Submitted jobs can have dependencies on earlier jobs, in which case they will not be executed until those dependencies have completed.
The scheduler runs in its own thread.
Usage:
>>> s = SimpleScheduler() >>> s.start() >>> s.submit(['fastq_screen',...],name='fastq_screen.model') >>> s.submit(['fastq_screen',...],name='fastq_screen.other') >>> s.submit(['fastq_screen',...],name='fastq_screen.rRNA') >>> s.submit(['fastqc',...],wait_for=('fastq_screen.model',...))
The number of concurrent jobs that the scheduler will run can be set directly via the ‘max_concurrent’ option; alternatively a limit can be placed on the maximum total ‘slots’ (aka cores, threads or processors) that are available to running jobs. In this case the scheduler will only start jobs when there are enough available slots to accommodate them.
- callback(name, callback, wait_for)
Add a callback function
Add a function ‘callback’ which will be invoked when all the jobs listed in ‘wait_for’ have completed.
The function is invoked as:
callback(name,(job1,…),sched)
where name is the submitted name, job is the SchedulerJob that has completed, and sched is the scheduler instance.
- Parameters:
name – a name for the callback. Must be unique within the scheduler instance; if None then a unique name will be generated.
callback – the function that will be executed when the job completes.
wait_for – a list or tuple of job and/or group names which will trigger the callback when they finish
- Returns:
SchedulerCallback instance.
- property committed_slots
Return number of slots currently committed
- property default_runner
Return the default runner
- find(pattern)
Lookup groups and jobs from regex pattern matching
Returns a list of jobs with names that match the supplied pattern (or an empty list if no matches were found).
- group(name, log_dir=None, wait_for=None, callbacks=[])
Create a group of jobs
- Parameters:
name – a name for the group. Must be unique within the scheduler instance.
wait_for – (optional) a list or tuple of job and/or group names which must finish before this job can start
log_dir – (optional) explicitly specify directory for log files
callbacks – (optional) a list or tuple of functions that will be executed when the job completes.
- Returns:
Empty SchedulerGroup instance.
- has_name(name)
Test if name has already been used
Returns True if the name already exists, False otherwise.
- is_empty()
Test if the scheduler has any jobs remaining
Returns False if there are jobs running and/or waiting, True otherwise.
- property job_number
increment and return job count
- Type:
Internal
- lookup(name)
Look up and return SchedulerJob or SchedulerGroup instance
Returns None if no matching instance was found.
- property n_finished
Return number of jobs that have completed
- property n_running
Return number of jobs currently running
- property n_waiting
Return number of jobs waiting to run
- run()
Internal: run method overriding that from base Thread class
This method implements the scheduler loop.
Don’t call this directly - it is invoked by the Thread’s ‘start’ method.
- stop()
Stop the scheduler and terminate running jobs
- submit(args, runner=None, name=None, wd=None, log_dir=None, wait_for=None, callbacks=[])
Submit a request to run a job
- Parameters:
args – the command to run expressed as a list or tuple of arguments
runner – (optional) a JobRunner instance that will be used to dispatch and control the job.
name – (optional) a name for the job.
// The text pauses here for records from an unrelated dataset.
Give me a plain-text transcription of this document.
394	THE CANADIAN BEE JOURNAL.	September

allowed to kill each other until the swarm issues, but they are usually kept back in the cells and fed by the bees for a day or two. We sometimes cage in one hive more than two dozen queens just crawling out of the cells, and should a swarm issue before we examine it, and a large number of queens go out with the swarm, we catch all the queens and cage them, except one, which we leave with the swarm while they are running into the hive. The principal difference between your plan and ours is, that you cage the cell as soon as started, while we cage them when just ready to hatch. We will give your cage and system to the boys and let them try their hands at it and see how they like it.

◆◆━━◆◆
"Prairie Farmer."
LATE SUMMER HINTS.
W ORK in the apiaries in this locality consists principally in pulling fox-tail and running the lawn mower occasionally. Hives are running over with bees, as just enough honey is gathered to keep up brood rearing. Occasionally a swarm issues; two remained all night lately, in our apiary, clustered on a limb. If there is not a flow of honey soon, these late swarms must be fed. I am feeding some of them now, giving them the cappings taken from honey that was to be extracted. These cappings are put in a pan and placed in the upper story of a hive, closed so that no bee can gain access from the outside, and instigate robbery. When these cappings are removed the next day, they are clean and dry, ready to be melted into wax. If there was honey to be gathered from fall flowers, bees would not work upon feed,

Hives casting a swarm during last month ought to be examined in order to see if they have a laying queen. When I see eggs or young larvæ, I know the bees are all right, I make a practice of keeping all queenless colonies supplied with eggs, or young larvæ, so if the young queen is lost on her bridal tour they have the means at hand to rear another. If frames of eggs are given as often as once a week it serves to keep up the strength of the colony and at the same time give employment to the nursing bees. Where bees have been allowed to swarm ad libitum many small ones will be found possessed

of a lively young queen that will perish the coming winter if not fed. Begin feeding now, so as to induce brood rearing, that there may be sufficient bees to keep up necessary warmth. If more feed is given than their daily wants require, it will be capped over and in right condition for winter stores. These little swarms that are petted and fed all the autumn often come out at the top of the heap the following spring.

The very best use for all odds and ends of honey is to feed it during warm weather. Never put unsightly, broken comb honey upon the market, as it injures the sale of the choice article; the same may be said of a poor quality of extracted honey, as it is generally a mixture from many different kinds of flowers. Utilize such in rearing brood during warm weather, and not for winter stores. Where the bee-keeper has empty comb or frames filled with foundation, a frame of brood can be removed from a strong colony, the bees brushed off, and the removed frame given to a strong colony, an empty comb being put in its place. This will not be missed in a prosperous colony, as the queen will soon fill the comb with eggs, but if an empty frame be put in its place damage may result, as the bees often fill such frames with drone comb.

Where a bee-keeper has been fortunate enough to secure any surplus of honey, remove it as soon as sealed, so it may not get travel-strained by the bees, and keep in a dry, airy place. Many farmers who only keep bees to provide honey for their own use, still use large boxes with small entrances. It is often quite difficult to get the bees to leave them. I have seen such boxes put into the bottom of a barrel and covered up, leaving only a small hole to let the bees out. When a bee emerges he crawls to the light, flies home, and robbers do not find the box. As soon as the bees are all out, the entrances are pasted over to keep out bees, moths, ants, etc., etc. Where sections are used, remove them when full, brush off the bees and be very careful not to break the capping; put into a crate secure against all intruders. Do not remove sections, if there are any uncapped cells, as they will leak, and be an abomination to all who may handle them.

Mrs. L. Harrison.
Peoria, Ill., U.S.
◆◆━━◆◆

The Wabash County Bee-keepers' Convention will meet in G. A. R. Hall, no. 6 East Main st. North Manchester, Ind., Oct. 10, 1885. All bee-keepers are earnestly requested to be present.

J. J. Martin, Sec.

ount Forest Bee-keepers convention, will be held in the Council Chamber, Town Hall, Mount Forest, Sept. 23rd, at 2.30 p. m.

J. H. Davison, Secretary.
Must be unique within the scheduler instance.
wd – (optional) the working directory to execute the job in; defaults to the current working directory
log_dir – (optional) explicitly specify directory for log files
wait_for – (optional) a list or tuple of job and/or group names which must finish before this job can start
callbacks – (optional) a list or tuple of functions that will be executed when the job completes.
- Returns:
SchedulerJob instance for the submitted job.
- wait()
Wait until the scheduler is empty
- wait_for(names, timeout=None)
Wait until the named jobs/groups have completed
- Parameters:
names – a list or tuple of job and/or group names which the scheduler will wait to complete
timeout – optional, if set then is the maximum time in seconds that the job will be allowed to run before it’s terminated and a SchedulerTimeout exception is raised
- auto_process_ngs.simple_scheduler.cleanup_atexit(sched)
Perform clean up actions on exit
Stops the scheduler which should kill any running jobs
- auto_process_ngs.simple_scheduler.date_and_time(epoch=None)
Return formatted date and time information
- auto_process_ngs.simple_scheduler.default_scheduler_reporter()
Return a default SchedulerReporter object